Creepypasta: A New Cultural Expression?


What is Creepypasta? It seems to be another one of those phenomena that have become part of what we can run into when we use the Internet. As the name clearly announces it is not necessarily “nice” material, nothing that could be easily digested. They are a group of short horror stories told or introduced as though they were real, and it is that desire to make them look real the reason why these stories go around the Internet without anyone taking credit for them. A good example is those stories that focus on hypothetical and bizarre experiments always led by Soviet scientists during the forties or fifties (the titles always begin with the words The Russian Experiment...). I particularly liked The Russian Experiment on Sleep because it sounds as a good idea and could easily be translated into a horror movie but because it is a piece of fiction it lacks technical details and the end is a bit forced and far-fetched.

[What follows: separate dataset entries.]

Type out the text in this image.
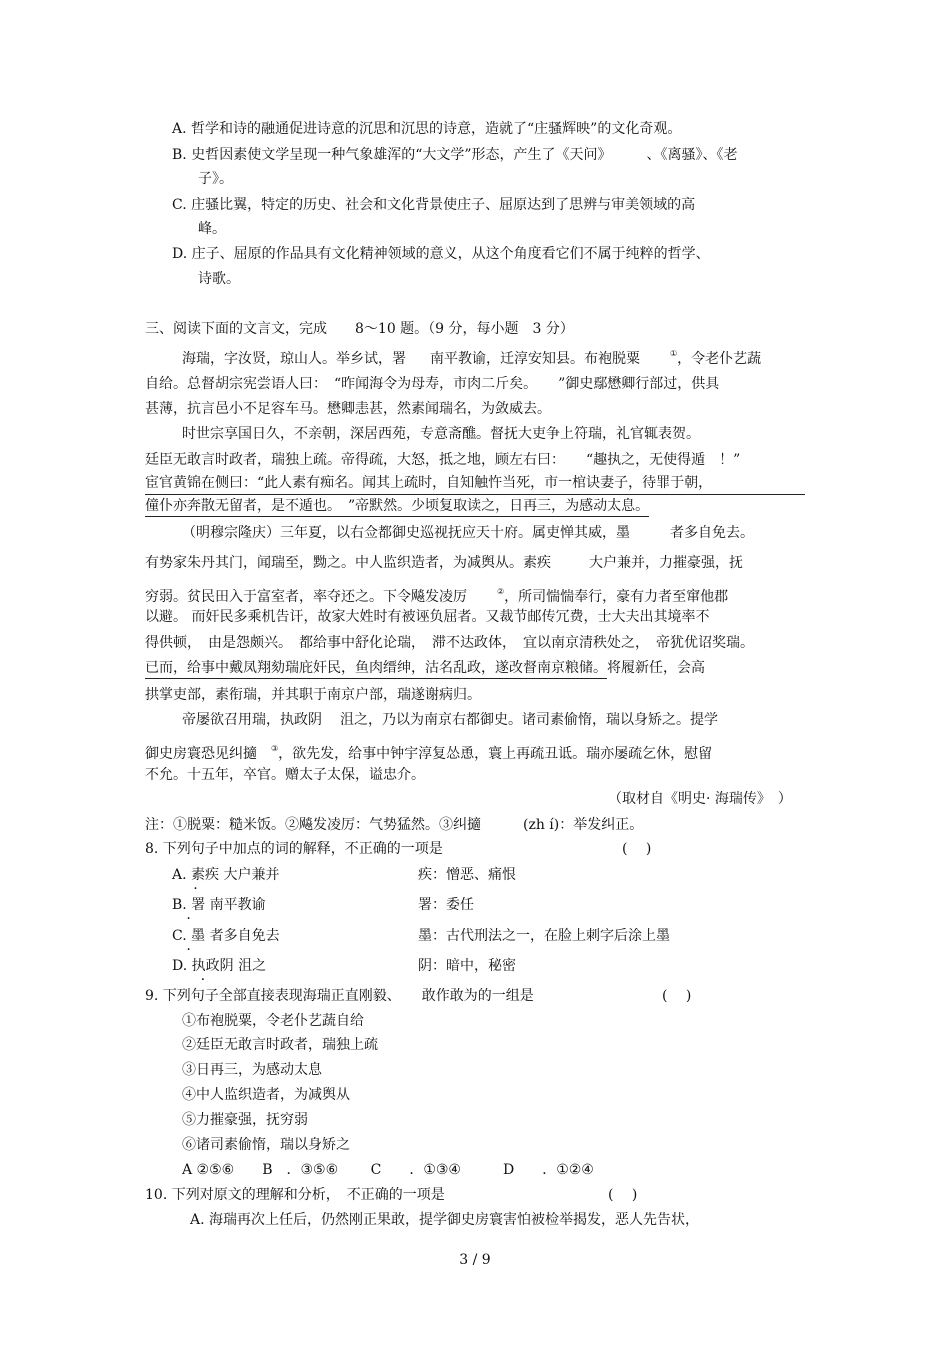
A. 哲学和诗的融通促进诗意的沉思和沉思的诗意，造就了“庄骚辉映”的文化奇观。
B. 史哲因素使文学呈现一种气象雄浑的“大文学”形态，产生了《天问》　　　、《离骚》、《老
子》。
C. 庄骚比翼，特定的历史、社会和文化背景使庄子、屈原达到了思辨与审美领域的高
峰。
D. 庄子、屈原的作品具有文化精神领域的意义，从这个角度看它们不属于纯粹的哲学、
诗歌。
三、阅读下面的文言文，完成　　8～10 题。（9 分，每小题　3 分）
海瑞，字汝贤，琼山人。举乡试，署 南平教谕，迁淳安知县。布袍脱粟	①，令老仆艺蔬
自给。总督胡宗宪尝语人曰：　“昨闻海令为母寿，市肉二斤矣。　　”御史鄢懋卿行部过，供具
甚薄，抗言邑小不足容车马。懋卿恚甚，然素闻瑞名，为敛威去。
时世宗享国日久，不亲朝，深居西苑，专意斋醮。督抚大吏争上符瑞，礼官辄表贺。
廷臣无敢言时政者，瑞独上疏。帝得疏，大怒，抵之地，顾左右曰：　　“趣执之，无使得遁　！”
宦官黄锦在侧曰：“此人素有痴名。闻其上疏时，自知触忤当死，市一棺诀妻子，待罪于朝，
僮仆亦奔散无留者，是不遁也。　”帝默然。少顷复取读之，日再三，为感动太息。
（明穆宗隆庆）三年夏，以右佥都御史巡视抚应天十府。属吏惮其威，墨	者多自免去。
有势家朱丹其门，闻瑞至，黝之。中人监织造者，为减舆从。素疾	大户兼并，力摧豪强，抚
穷弱。贫民田入于富室者，率夺还之。下令飚发凌厉	②，所司惴惴奉行，豪有力者至窜他郡
以避。 而奸民多乘机告讦，故家大姓时有被诬负屈者。又裁节邮传冗费，士大夫出其境率不
得供顿，　由是怨颇兴。　都给事中舒化论瑞，　滞不达政体，　宜以南京清秩处之，　帝犹优诏奖瑞。
已而，给事中戴凤翔劾瑞庇奸民，鱼肉缙绅，沽名乱政，遂改督南京粮储。将履新任，会高
拱掌吏部，素衔瑞，并其职于南京户部，瑞遂谢病归。
帝屡欲召用瑞，执政阴 沮之，乃以为南京右都御史。诸司素偷惰，瑞以身矫之。提学
御史房寰恐见纠擿 ③，欲先发，给事中钟宇淳复怂恿，寰上再疏丑诋。瑞亦屡疏乞休，慰留
不允。十五年，卒官。赠太子太保，谥忠介。
（取材自《明史· 海瑞传》　）
注：①脱粟：糙米饭。②飚发凌厉：气势猛然。③纠擿　　　(zh í)：举发纠正。
8. 下列句子中加点的词的解释，不正确的一项是	(　 )
A. 素疾 . 大户兼并	疾：憎恶、痛恨
B. 署 . 南平教谕	署：委任
C. 墨 . 者多自免去	墨：古代刑法之一，在脸上刺字后涂上墨
D. 执政阴 . 沮之	阴：暗中，秘密
9. 下列句子全部直接表现海瑞正直刚毅、　　敢作敢为的一组是	(　 )
①布袍脱粟，令老仆艺蔬自给
②廷臣无敢言时政者，瑞独上疏
③日再三，为感动太息
④中人监织造者，为减舆从
⑤力摧豪强，抚穷弱
⑥诸司素偷惰，瑞以身矫之
A ②⑤⑥　　B　．③⑤⑥　　 C　　．①③④　　　D　　．①②④
10. 下列对原文的理解和分析，　不正确的一项是	(　 )
A. 海瑞再次上任后，仍然刚正果敢，提学御史房寰害怕被检举揭发，恶人先告状，
3 / 9
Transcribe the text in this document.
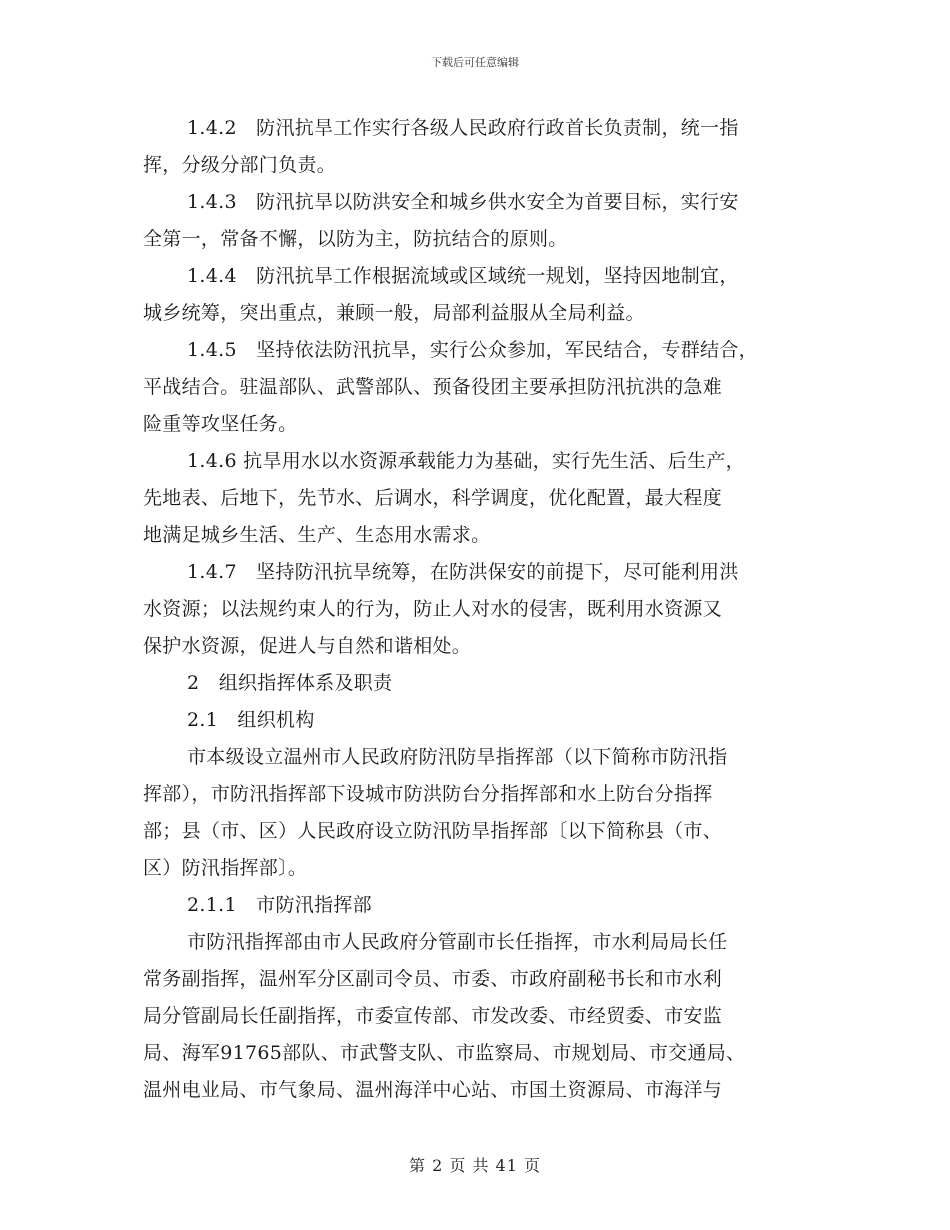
下载后可任意编辑
1.4.2　防汛抗旱工作实行各级人民政府行政首长负责制，统一指
挥，分级分部门负责。
1.4.3　防汛抗旱以防洪安全和城乡供水安全为首要目标，实行安
全第一，常备不懈，以防为主，防抗结合的原则。
1.4.4　防汛抗旱工作根据流域或区域统一规划，坚持因地制宜，
城乡统筹，突出重点，兼顾一般，局部利益服从全局利益。
1.4.5　坚持依法防汛抗旱，实行公众参加，军民结合，专群结合，
平战结合。驻温部队、武警部队、预备役团主要承担防汛抗洪的急难
险重等攻坚任务。
1.4.6 抗旱用水以水资源承载能力为基础，实行先生活、后生产，
先地表、后地下，先节水、后调水，科学调度，优化配置，最大程度
地满足城乡生活、生产、生态用水需求。
1.4.7　坚持防汛抗旱统筹，在防洪保安的前提下，尽可能利用洪
水资源；以法规约束人的行为，防止人对水的侵害，既利用水资源又
保护水资源，促进人与自然和谐相处。
2　组织指挥体系及职责
2.1　组织机构
市本级设立温州市人民政府防汛防旱指挥部（以下简称市防汛指
挥部），市防汛指挥部下设城市防洪防台分指挥部和水上防台分指挥
部；县（市、区）人民政府设立防汛防旱指挥部〔以下简称县（市、
区）防汛指挥部〕。
2.1.1　市防汛指挥部
市防汛指挥部由市人民政府分管副市长任指挥，市水利局局长任
常务副指挥，温州军分区副司令员、市委、市政府副秘书长和市水利
局分管副局长任副指挥，市委宣传部、市发改委、市经贸委、市安监
局、海军91765部队、市武警支队、市监察局、市规划局、市交通局、
温州电业局、市气象局、温州海洋中心站、市国土资源局、市海洋与
第 2 页 共 41 页
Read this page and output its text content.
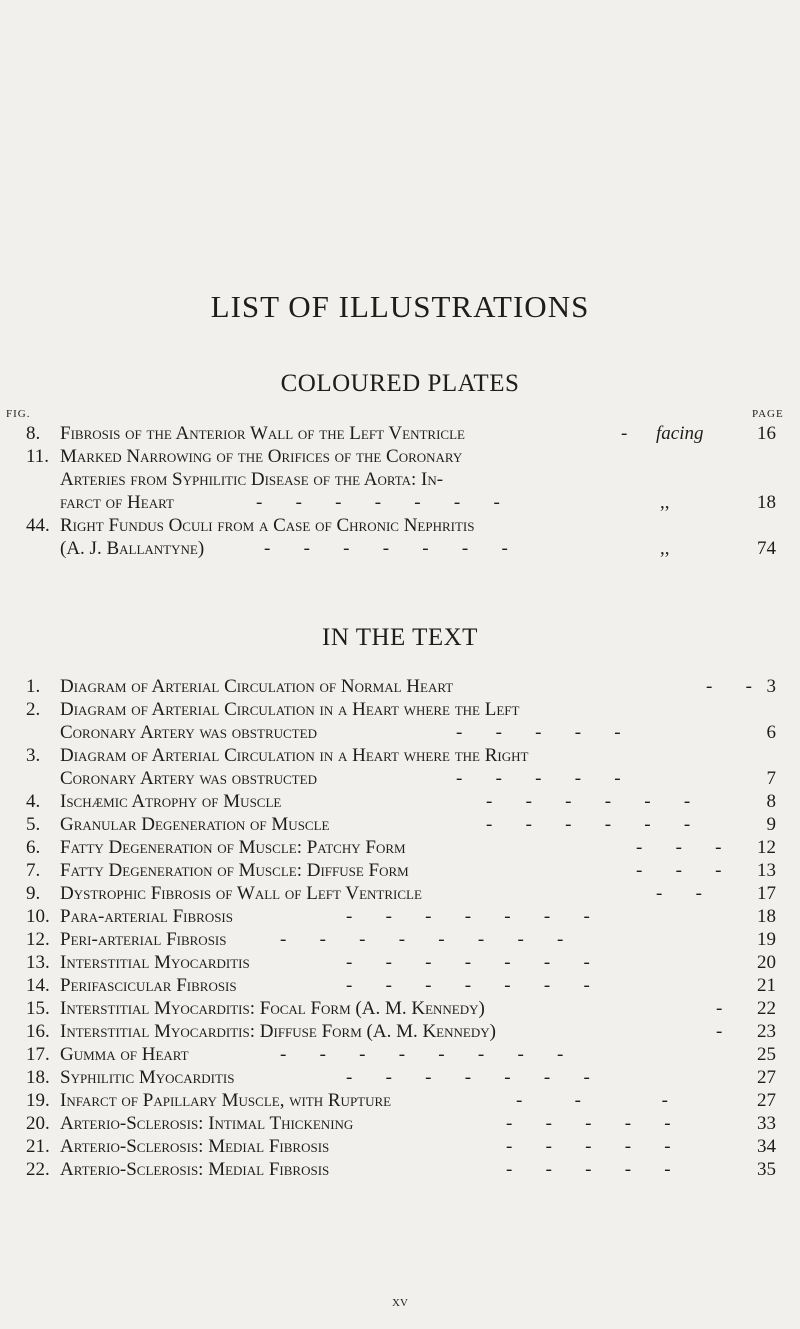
LIST OF ILLUSTRATIONS
COLOURED PLATES
FIG.	PAGE
8. Fibrosis of the Anterior Wall of the Left Ventricle	- facing	16
11. Marked Narrowing of the Orifices of the Coronary
Arteries from Syphilitic Disease of the Aorta: In-
farct of Heart	-       -       -       -       -       -       -	,,	18
44. Right Fundus Oculi from a Case of Chronic Nephritis
(A. J. Ballantyne)	-       -       -       -       -       -       -	,,	74
IN THE TEXT
1. Diagram of Arterial Circulation of Normal Heart	-       - 3
2. Diagram of Arterial Circulation in a Heart where the Left
Coronary Artery was obstructed	-       -       -       -       -	6
3. Diagram of Arterial Circulation in a Heart where the Right
Coronary Artery was obstructed	-       -       -       -       -	7
4. Ischæmic Atrophy of Muscle	-       -       -       -       -       -	8
5. Granular Degeneration of Muscle	-       -       -       -       -       -	9
6. Fatty Degeneration of Muscle: Patchy Form	-       -       - 12
7. Fatty Degeneration of Muscle: Diffuse Form	-       -       - 13
9. Dystrophic Fibrosis of Wall of Left Ventricle	-       -	17
10. Para-arterial Fibrosis	-       -       -       -       -       -       -	18
12. Peri-arterial Fibrosis	-       -       -       -       -       -       -       -	19
13. Interstitial Myocarditis	-       -       -       -       -       -       -	20
14. Perifascicular Fibrosis	-       -       -       -       -       -       -	21
15. Interstitial Myocarditis: Focal Form (A. M. Kennedy)	- 22
16. Interstitial Myocarditis: Diffuse Form (A. M. Kennedy)	- 23
17. Gumma of Heart	-       -       -       -       -       -       -       -	25
18. Syphilitic Myocarditis	-       -       -       -       -       -       -	27
19. Infarct of Papillary Muscle, with Rupture	-           -                 -	27
20. Arterio-Sclerosis: Intimal Thickening	-       -       -       -       -	33
21. Arterio-Sclerosis: Medial Fibrosis	-       -       -       -       -	34
22. Arterio-Sclerosis: Medial Fibrosis	-       -       -       -       -	35
xv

They are not only stories, also videos have been hacked or modified using TV cartoon characters and telling stories we would never see such as Calamaro’s Death, Pokemón Black, or the Dead Bart.  It is said that the famous Slender Man’s story was originally Creepypasta. And there are many more examples which together show us how strongly fascinated we are with horror and how that fascination has permeated the Internet in a way that is both original and disturbing.
In many ways the Internet is adapting to our needs and in the process we are creating expressions that are anarchic but also free and that is perhaps its greatest virtue, the one that makes trends such as these Creepypasta stories all the more interesting if not to be admired then at least to be considered and analyzed.